October 27, 2021
October 27, 2021
The Billionaires Income Tax released today by Sen. Ron Wyden, chairman of the Senate Finance Committee, would ensure that the very richest Americans pay personal income taxes on all of their income each year, just as the rest of us already do.
Wyden’s proposal would remove a long-standing tax break that has allowed the wealthiest Americans to avoid paying personal income taxes on much of their income. This tax break, which is sometimes called the realization principle, is the idea that an increase in the value of your assets is not income until you sell your assets and collect a profit, which tax lawyers call a “realized” capital gain. As applied to most Americans, the realization principle makes sense. But the situation is very different for wealthy Americans who can arrange their affairs so that most of their income is unrealized capital gains that go untaxed, sometimes indefinitely.

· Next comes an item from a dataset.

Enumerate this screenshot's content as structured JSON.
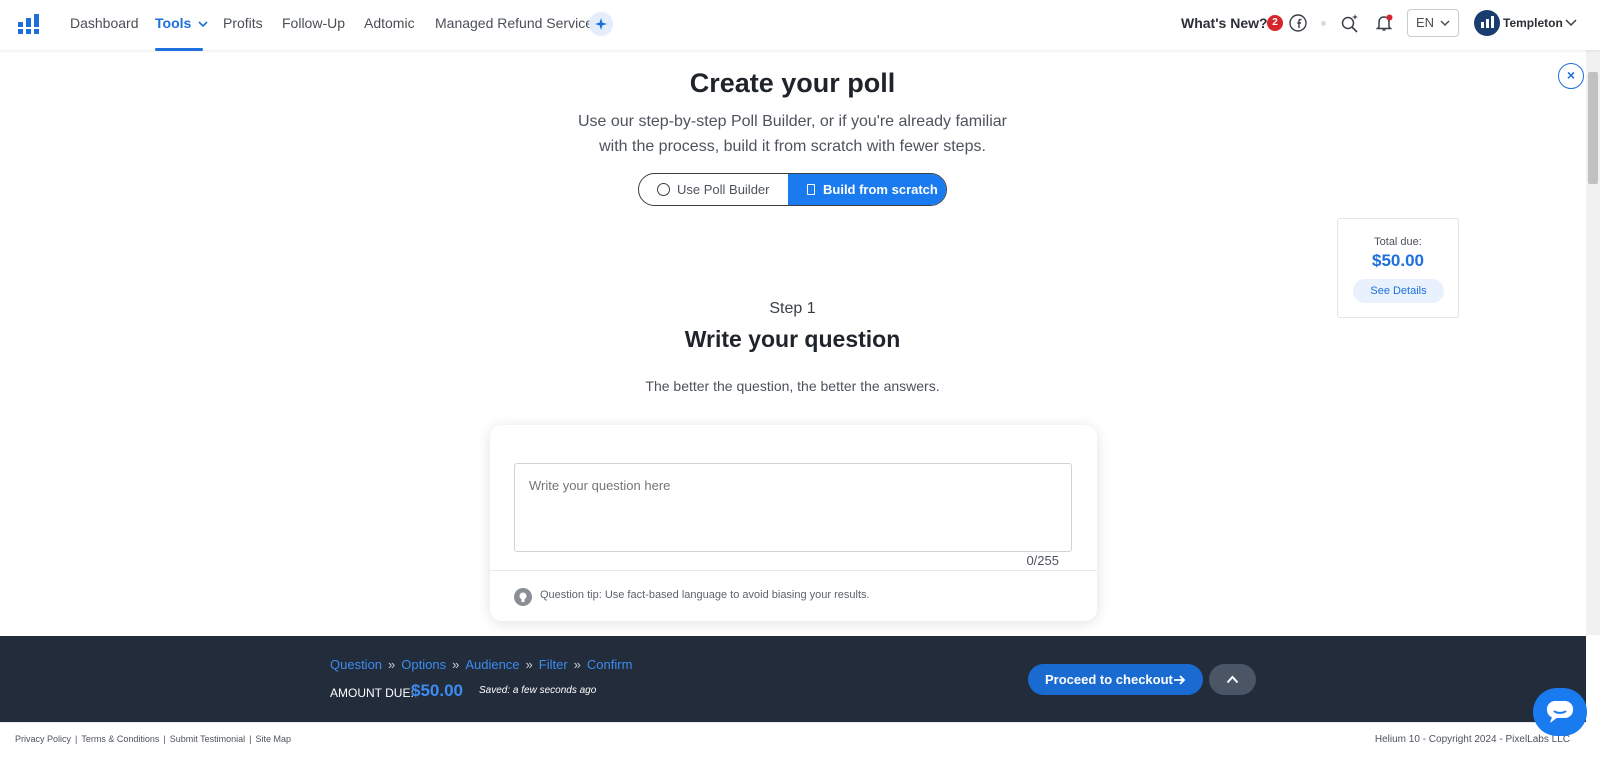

A recent ProPublica exposé revealed how America’s wealthiest benefit from this tax break. For example, Jeff Bezos’s assets appreciated by $99 billion over five years. During that period, he reported income of just $4.2 billion to the IRS and paid nearly $1 billion in federal income taxes. This may seem like a lot, but an economist would say that Bezos’s real income included his unrealized capital gains (meaning his asset appreciation) and therefore exceeded $100 billion over that five-year period ($99 billion plus $4.2 billion). The income tax he paid during those years, then, was only 1 percent of his total income.
Under current rules, Bezos would not report his capital gains as income until he sells his assets and “realizes” those gains. If he holds onto his assets for the rest of his life and passes them to his heirs, those unrealized gains are exempt forever, meaning the tax code forgets that income existed.
As we explained previously, Sen. Wyden’s bill is one of several recent proposals to reform how we tax capital gains. Most congressional Democrats and the president support raising the personal income tax rate on realized capital gains, which currently is much lower than the rate for other types of income. But there may not be a majority of Senators to support that, and in any event that reform would not address the fact that unrealized gains are not taxed at all under current law.
President Biden also proposed taxing unrealized gains of wealthy taxpayers when they die and pass their assets to their heirs, which would ensure that they pay personal income taxes on all their income eventually. Sen. Wyden’s proposal goes further because it would include unrealized capital gains of the wealthiest Americans as part of their income for tax purposes each year.
This is sometimes called “mark-to-market” taxation. Technically, under the bill, true mark-to-market taxation would only apply to publicly traded assets like corporate stocks because it is easy to determine how their value changes each year. For other assets like pass-through businesses and real estate, affected taxpayers would still be allowed to defer paying income tax on the capital gains until they sell the asset, but the tax they pay at that point would be increased to remove the benefit of that deferral.
This proposal would not solve all the problems in our tax code related to capital gains. It would only apply to those with assets exceeding $1 billion or income exceeding $100 million, which Wyden estimates to include only 700 taxpayers. The proposal ought to apply to a much broader group of wealthy people.
Sen. Wyden should be sure to structure the final legislative language to defend against claims that the provision violates the constitution – claims that are not valid but that could nonetheless find a receptive audience before the Republican-appointed Supreme Court justices with extreme views. There are also questions about whether the other personal income tax reforms in the final Build Back Better bill will raise enough revenue and bring real fairness to our tax system. For all of these reasons, the Billionaires Income Tax should be one of many reforms of the personal income tax included in the final bill.
But the Billionaires Income Tax would, nonetheless, be a huge step forward and address a fundamental problem that would not be resolved by the previous version of the Build Back Better bill, which was approved by the House Ways and Means Committee. While the Ways and Means bill includes many helpful tax reforms, people like Jeff Bezos and Elon Musk would still pay an effective tax rate of zero percent on most of their income if it was enacted without this change. Sen. Wyden’s proposal would finally end this injustice.